For a input window \({\mathbf w}^i_N\), the probability to belong to sign k is computed with Eq. 1, where \(\alpha \) is a memory factor. Thus \(P_k({\mathbf w}^i_N)\) uses the current and previous event window classification functions \(f_k({\mathbf w}^i_N)\) and \(f_k({\mathbf w}^{i-1}_N)\) to smooth the response and become robust to noisy windows. Sample \({\mathbf w}^i_N\) is classified as in class \(k^*\) which \(P^*_k({\mathbf w}^i_N)\) produces the largest probability output on Eq. 1.

3 Experiments and Results

The Spiking Hough classification system was conducted on the 2015 Poker-DVS dataset [13]. On their website, the authors share a complete recording of the asynchronous events while they were browsing the poker cards, as well as a set of 131 individual files of cropped events. Each file has a name indicating the sign to which the flow of events corresponds. A character ‘i’ is added if the card is inverted. There are 30 club signs (13 inverted), 43 diamonds (8 inverted), 23 hearts, and 35 spades (10 inverted).
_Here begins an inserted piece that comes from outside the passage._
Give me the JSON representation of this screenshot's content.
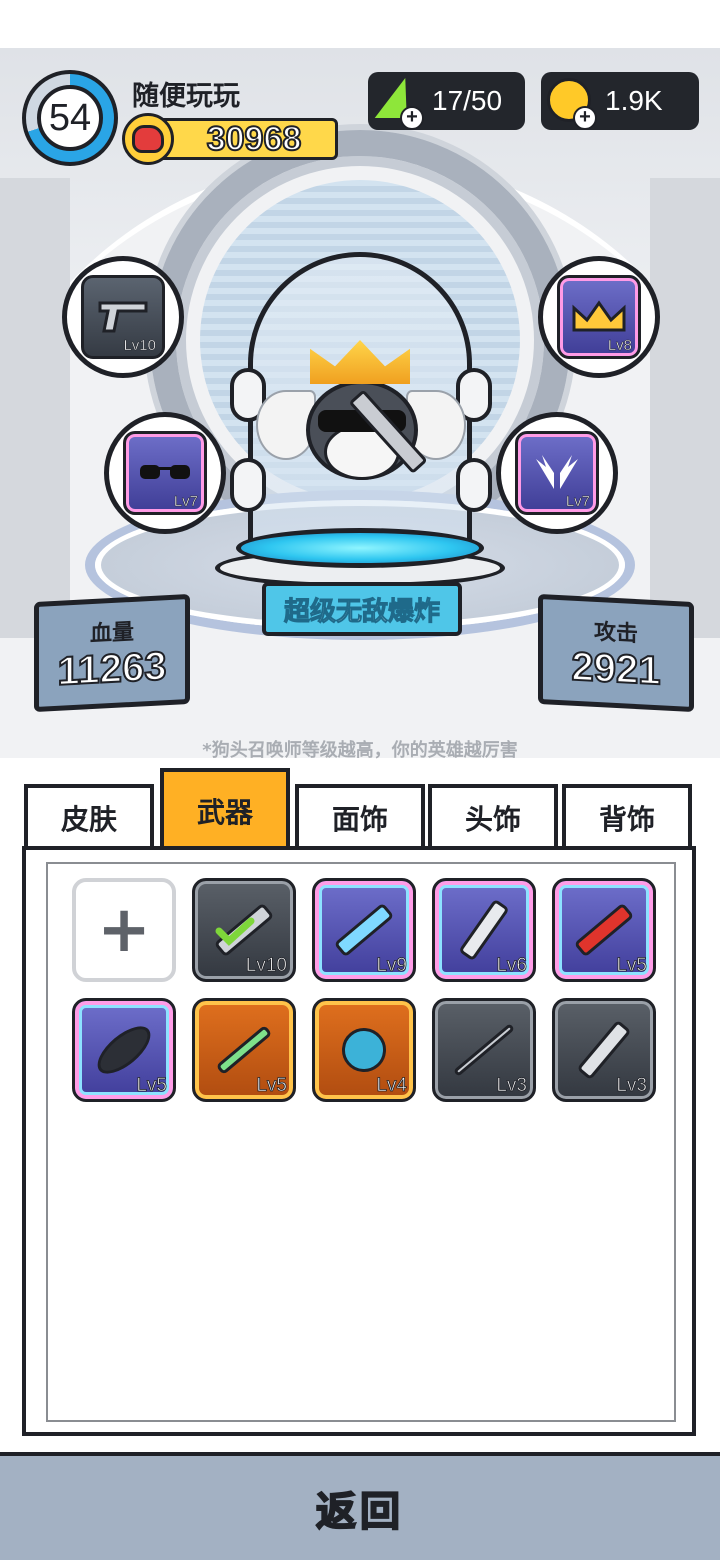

Given the low number of samples per class, the tests were conducted using the Leave-One-Out approach. This methodology employs all the samples of the set to train the multi-class classifier, except for one sample which is evaluated by the classifier and the result is saved in a confusion matrix. The overall performance is then obtained by computing the accuracy on the diagonal of the matrix.

The event flow of a test sample feeds the Spiking Hough system until the number of events reaches N. This event window is referred \({\mathbf w}^0_N\) and is then evaluated by the four SVM classifiers using Eqs. 1 and 2, and \(\alpha =0.5\) (which gives the best results on the tests). In this way, the output of the classification accumulates votes for each sign. This procedure is repeated to the next events of the sign, until the end of the flow, and the output of each \({\mathbf w}^i_N\) is evaluated with Eqs. 1 and 2. The test sample is finally classified by the sign that receives the highest number of votes.

Fig. 5.
figure 5

Results of different classifiers and features extractions approaches.

Linear and Radial Basis Function (RBF) kernels are used to implement the SVM multi-classification. The results of the linear and non-linear (RBF) kernels are compared on Fig. 5. There were also tested to cell grids. One with 4 non-overlapped cells, as shows Fig. 4(b). The other configuration incorporates 4 more cells overlapping the original ones, to obtain 8 cells in total. The last configuration helps the system to be robust against little movements of the shape, and the fact that the \(32 \times 32\) Poker retina is not necessarily centered all the time. The length of the event window N was also evaluated, from a minimum of 100 events to a maximum of 500. The Figure also shows the associated time delays representing the different lengths of event windows. It was calculated as the average value of all the \({\mathbf w}\) in the dataset for a specified N.

The systems shows a good robustness, even if there exist several signs that are inverted. The non-linear RBF kernel on the configuration of 8 cells using \(N=300\) obtains an accuracy of 100%. This result outperforms the best performance published in the state of the art [14]. For this case, all the Poker signs were correctly classified. From the temporal axis, this event windows lengths corresponds on average to 1.256 mseg.

4 Conclusions

The Spiking Hough methodology describes on-line the shape of the events generated by an object moving in front of the DVS camera. The resulting histograms features show a good discriminating power for the Poker sign recognition.

Further research should be oriented to obtain a complete system which works on-line from the feature generation until the classification. Also, the system must be prepared to moving object and different scales in order to be though as a good choice to be implemented in real applications.